The audit said DCOM’s policy regarding consultants disregards coastal district autonomy.

This is an issue that Bates discussed in some detail in his Feb. 24 letter to Reps. Foster and Herron.

He said that for DCOM to successfully implement ACMP requires direct contact with each of the participating entities, and while DCOM encourages districts to employ consultants for many tasks it “does not allow a consultant to be a district’s official point of contact during a consistency review.”

Bates said this has been an issue in one of the four coastal resource service areas.

The audit concluded that DNR is an appropriate agency to manage ACMP, but said that the ACMP’s other two resource agencies, DEC and the Department of Fish and Game, have missions similar to DNR and “could be appropriate agencies as well.” And, because of the coordination functions that are critical to ACMP, “the Office of the Governor could also be considered an appropriate location for the ACMP.” The agency was formerly housed in the governor’s office.

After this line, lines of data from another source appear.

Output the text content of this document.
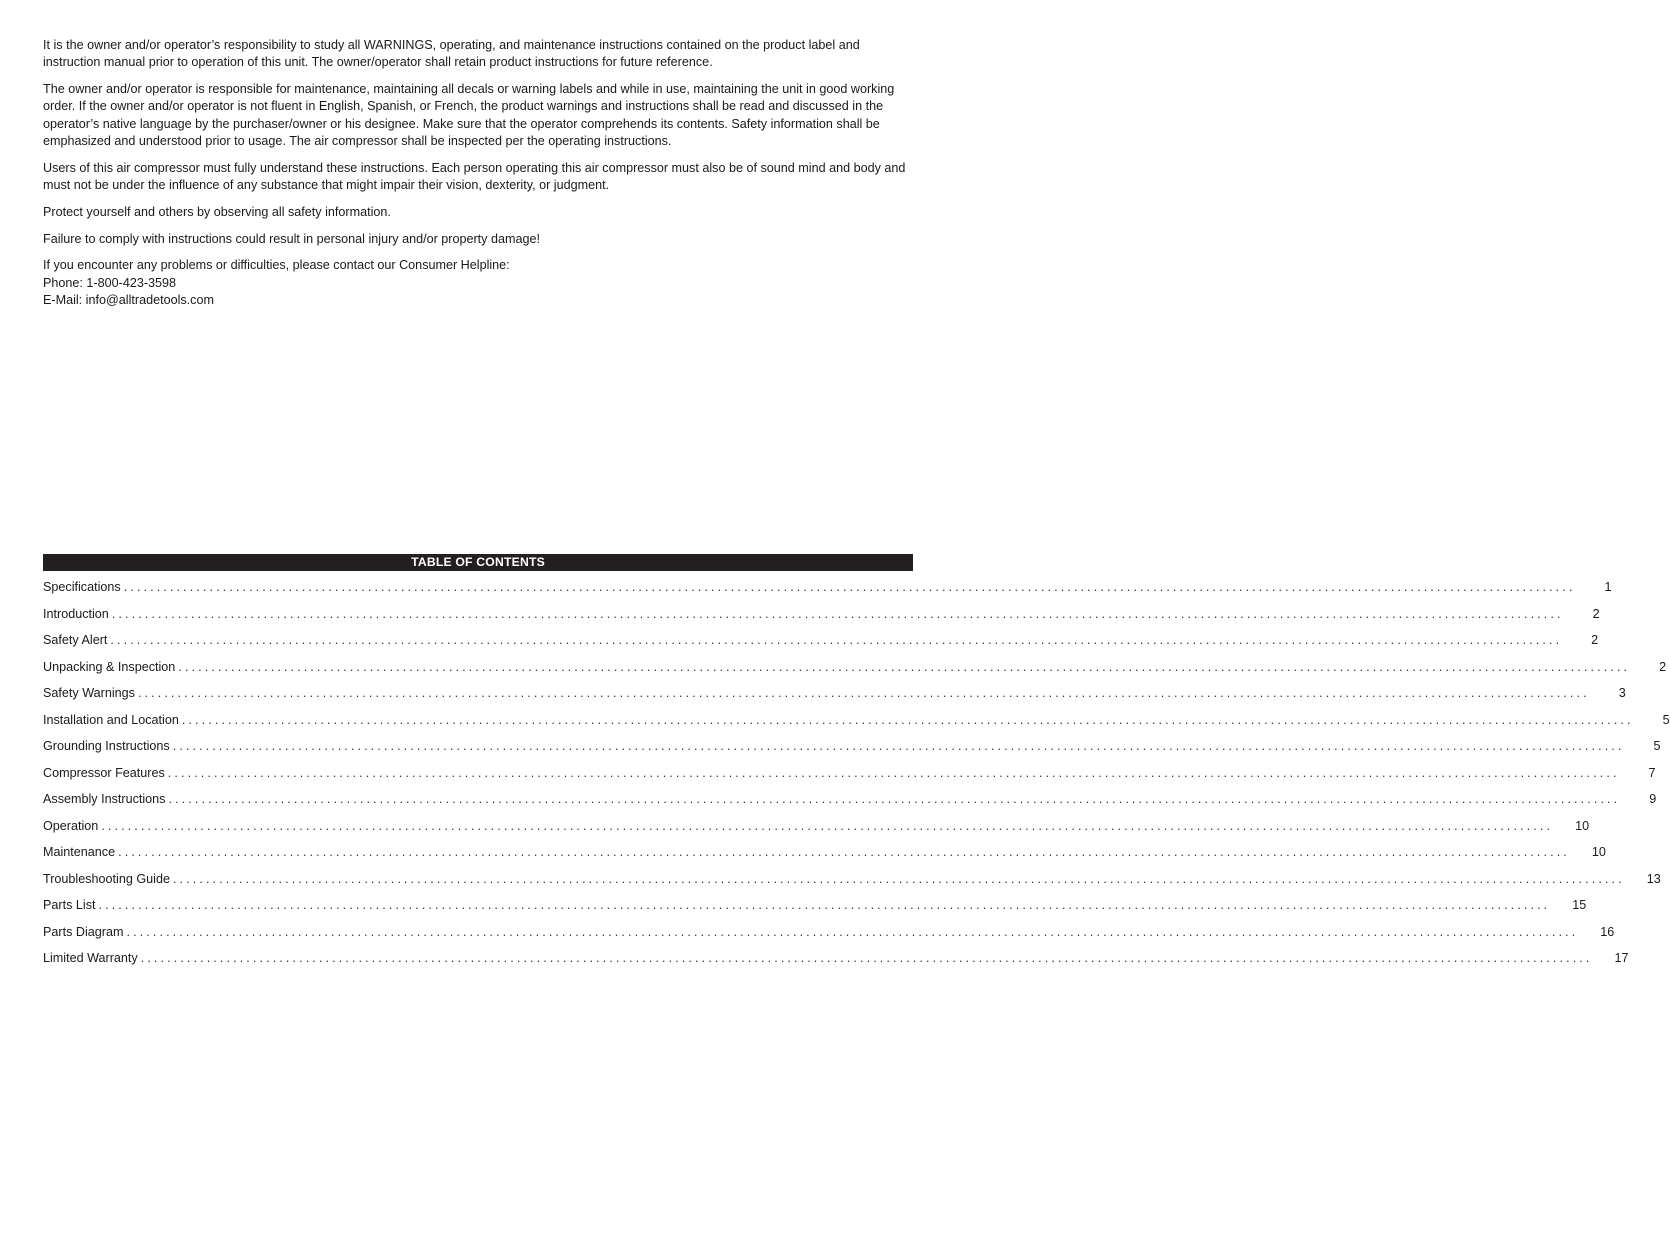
It is the owner and/or operator’s responsibility to study all WARNINGS, operating, and maintenance instructions contained on the product label and instruction manual prior to operation of this unit. The owner/operator shall retain product instructions for future reference.

The owner and/or operator is responsible for maintenance, maintaining all decals or warning labels and while in use, maintaining the unit in good working order. If the owner and/or operator is not fluent in English, Spanish, or French, the product warnings and instructions shall be read and discussed in the operator’s native language by the purchaser/owner or his designee. Make sure that the operator comprehends its contents. Safety information shall be emphasized and understood prior to usage. The air compressor shall be inspected per the operating instructions.

Users of this air compressor must fully understand these instructions. Each person operating this air compressor must also be of sound mind and body and must not be under the influence of any substance that might impair their vision, dexterity, or judgment.

Protect yourself and others by observing all safety information.

Failure to comply with instructions could result in personal injury and/or property damage!

If you encounter any problems or difficulties, please contact our Consumer Helpline:
Phone: 1-800-423-3598
E-Mail: info@alltradetools.com

TABLE OF CONTENTS
Specifications ............................................................................................................................................................................................................................	1
Introduction ............................................................................................................................................................................................................................	2
Safety Alert ............................................................................................................................................................................................................................	2
Unpacking & Inspection ............................................................................................................................................................................................................................	2
Safety Warnings ............................................................................................................................................................................................................................	3
Installation and Location ............................................................................................................................................................................................................................	5
Grounding Instructions ............................................................................................................................................................................................................................	5
Compressor Features ............................................................................................................................................................................................................................	7
Assembly Instructions ............................................................................................................................................................................................................................	9
Operation ............................................................................................................................................................................................................................	10
Maintenance ............................................................................................................................................................................................................................	10
Troubleshooting Guide ............................................................................................................................................................................................................................	13
Parts List ............................................................................................................................................................................................................................	15
Parts Diagram ............................................................................................................................................................................................................................	16
Limited Warranty ............................................................................................................................................................................................................................	17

The audit found that in general changes to the ACMP have centralized decision making and lessened consensus building among review participants.

Since the elimination of the Coastal Policy Council, the DNR commissioner now has sole responsibility for approving coastal district management plans and reviewing consistency determinations elevated to him.

“This centralized decision-making has been criticized for lacking impartiality and local representation,” the audit said. “However, a perceived weakness of the CPC was that sometimes the local members well not well-informed.”